Es fehle aber nicht nur der gesamtheitliche Ansatz, so Kunasek. Alle Maßnahmen, die derzeit im Raum stehen, seien auch nicht unmittelbar budgetwirksam. Daher müsse man auch die ÖVP in die Pflicht nehmen. "Es wird ohne eine Spritze aus dem Finanzministerium nicht gehen." Aussagen wie "so viel Geld, so viel Bundesheer" sind für Kunasek jedenfalls nicht tragbar.

20 Kasernen sollen betroffen sein

Grünen-Sicherheitssprecher Peter Pilz wollte am Mittwoch in Bezug auf die Vertraulichkeit des Gesprächs mit dem Verteidigungsminister keine inhaltliche Stellungnahme abgeben. Allerdings: "Es zeichnet sich nicht eine Lösung des Problems ab." Die Pläne Klugs würden keinen Ausweg aus der jetzigen Situation darstellen, auch für eine Finanzspritze in Millionenhöhe würden die Grünen angesichts anderer Probleme etwa im Bereich Bildung nicht zur Verfügung stehen - mit Ausnahme einer Anschubfinanzierung für Reformen. "Das Bundesheer steckt in einer Eurofighter-Falle, in einer Wehrpflicht-Falle und in einer Personalfalle", schilderte Pilz in einer Pressekonferenz seine Sicht der Dinge.

Unterdessen sickern weitere Details der Einsparungs- und Schließungspläne durch. Wie die "Kleine Zeitung" berichtete, könnten fast 20 Kasernen, Einheiten oder Standorte betroffen sein.
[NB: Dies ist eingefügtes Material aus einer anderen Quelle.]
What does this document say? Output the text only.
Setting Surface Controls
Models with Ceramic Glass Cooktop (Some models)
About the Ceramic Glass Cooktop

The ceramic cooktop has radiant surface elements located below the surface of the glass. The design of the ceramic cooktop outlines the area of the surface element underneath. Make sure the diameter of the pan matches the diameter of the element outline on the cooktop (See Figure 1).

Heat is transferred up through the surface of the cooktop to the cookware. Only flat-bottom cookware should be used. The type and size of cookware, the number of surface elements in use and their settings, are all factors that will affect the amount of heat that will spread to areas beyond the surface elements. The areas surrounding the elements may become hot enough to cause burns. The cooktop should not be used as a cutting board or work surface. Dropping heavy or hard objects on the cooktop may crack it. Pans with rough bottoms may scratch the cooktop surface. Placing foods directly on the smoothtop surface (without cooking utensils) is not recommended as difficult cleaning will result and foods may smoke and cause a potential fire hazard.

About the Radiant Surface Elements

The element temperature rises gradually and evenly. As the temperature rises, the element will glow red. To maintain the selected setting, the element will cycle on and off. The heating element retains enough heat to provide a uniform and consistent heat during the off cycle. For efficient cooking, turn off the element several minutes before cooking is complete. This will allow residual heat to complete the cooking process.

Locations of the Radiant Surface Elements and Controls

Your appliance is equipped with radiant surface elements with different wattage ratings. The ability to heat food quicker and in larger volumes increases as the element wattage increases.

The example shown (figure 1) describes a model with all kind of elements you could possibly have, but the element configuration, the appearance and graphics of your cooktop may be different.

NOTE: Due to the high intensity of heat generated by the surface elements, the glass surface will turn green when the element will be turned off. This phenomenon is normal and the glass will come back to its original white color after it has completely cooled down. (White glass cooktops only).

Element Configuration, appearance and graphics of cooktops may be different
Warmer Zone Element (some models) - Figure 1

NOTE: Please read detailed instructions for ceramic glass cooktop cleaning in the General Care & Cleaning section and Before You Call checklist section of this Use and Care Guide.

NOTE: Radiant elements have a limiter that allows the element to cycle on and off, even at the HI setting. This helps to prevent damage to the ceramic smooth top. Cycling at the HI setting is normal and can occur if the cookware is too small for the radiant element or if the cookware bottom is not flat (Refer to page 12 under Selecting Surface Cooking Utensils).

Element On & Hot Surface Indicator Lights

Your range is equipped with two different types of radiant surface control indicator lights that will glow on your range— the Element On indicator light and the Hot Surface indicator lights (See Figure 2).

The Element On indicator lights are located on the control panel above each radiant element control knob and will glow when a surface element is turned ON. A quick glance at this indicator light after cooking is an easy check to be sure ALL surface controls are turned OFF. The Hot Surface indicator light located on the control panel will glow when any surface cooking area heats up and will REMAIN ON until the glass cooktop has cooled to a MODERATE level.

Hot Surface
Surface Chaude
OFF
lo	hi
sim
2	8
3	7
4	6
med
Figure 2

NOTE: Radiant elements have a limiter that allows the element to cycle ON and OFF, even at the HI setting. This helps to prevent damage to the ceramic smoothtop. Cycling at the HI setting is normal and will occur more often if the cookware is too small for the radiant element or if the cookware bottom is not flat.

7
Genannt werden großteils Einrichtungen, für die schon in der Vergangenheit Schließungs- und Verkaufspläne kursierten, etwa die Kirchner-Kaserne in Graz und jene in Fehring, Bleiburg in Kärnten, Lienz, Landeck und Vomp in Tirol, Horn und Klosterneuburg in Niederösterreich sowie die Flugtechnikschule in Langenlebarn und das Militärgymnasium in Wiener Neustadt. In Salzburg soll die Kaserne in Tamsweg sowie ein Bataillon in der Schwarzenbergkaserne wackeln, in Oberösterreich Linz-Ebelsberg, Freistadt sowie die Stellungsstraße in Linz. Auch fünf von neun Militärmusikkapellen droht die Auflösung. Derzeit laufen aber noch die Gespräche Klugs mit den Landeshauptleuten.